Art.7. De Koning kan de bij de artikelen 2, 4 en 5 gewijzigde bepalingen opheffen, aanvullen, wijzigen of vervangen.

Art. 8. Deze wet heeft uitwerking met ingang van 1 maart 2020.
  Het recht op de verlenging van de periode van arbeidsonderbreking na de negende week met een bijkomende week overeenkomstig artikel 39, vierde lid, van de arbeidswet van 16 maart 1971, zoals bepaald vóór de inwerkingtreding van deze wet, blijft van toepassing op de werkneemster die, op grond van artikel 1, 11°, van het koninklijk besluit van 11 oktober 1991 tot gelijkstelling van sommige periodes met periodes van arbeid met het oog op de verlenging van de periode van arbeidsonderbreking na de achtste week na de bevalling, zoals bepaald na de inwerkingtreding van deze wet, niet kan genieten van de verlenging van de nabevallingsrust met meer dan vier weken, of meer dan zes weken in geval van de geboorte van een meerling.
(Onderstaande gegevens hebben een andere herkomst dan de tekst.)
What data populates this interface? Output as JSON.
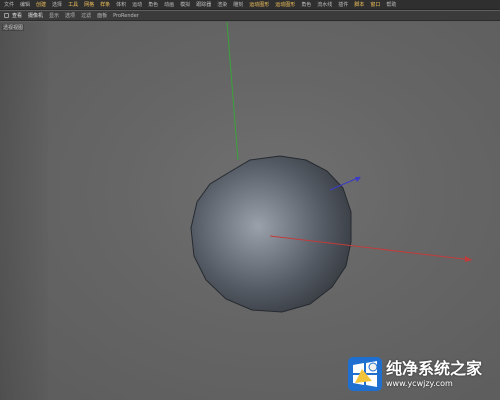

  Het recht op de verlenging van de periode van nabevallingsrust van negen weken met een bijkomende week overeenkomstig artikel 114, vierde lid, van de wet betreffende de verplichte verzekering voor geneeskundige verzorging en uitkeringen, gecoördineerd op 14 juli 1994, zoals bepaald vóór de inwerkingtreding van deze wet, blijft van toepassing op de gerechtigde die, op grond van artikel 220, 13°, van het koninklijk besluit van 3 juli 1996 tot uitvoering van de wet betreffende de verplichte verzekering voor geneeskundige verzorging en uitkeringen, gecoördineerd op 14 juli 1994, zoals bepaald na de inwerkingtreding van deze wet, niet kan genieten van de verlenging van de nabevallingsrust met meer dan vier weken, of meer dan zes weken in geval van de geboorte van een meerling.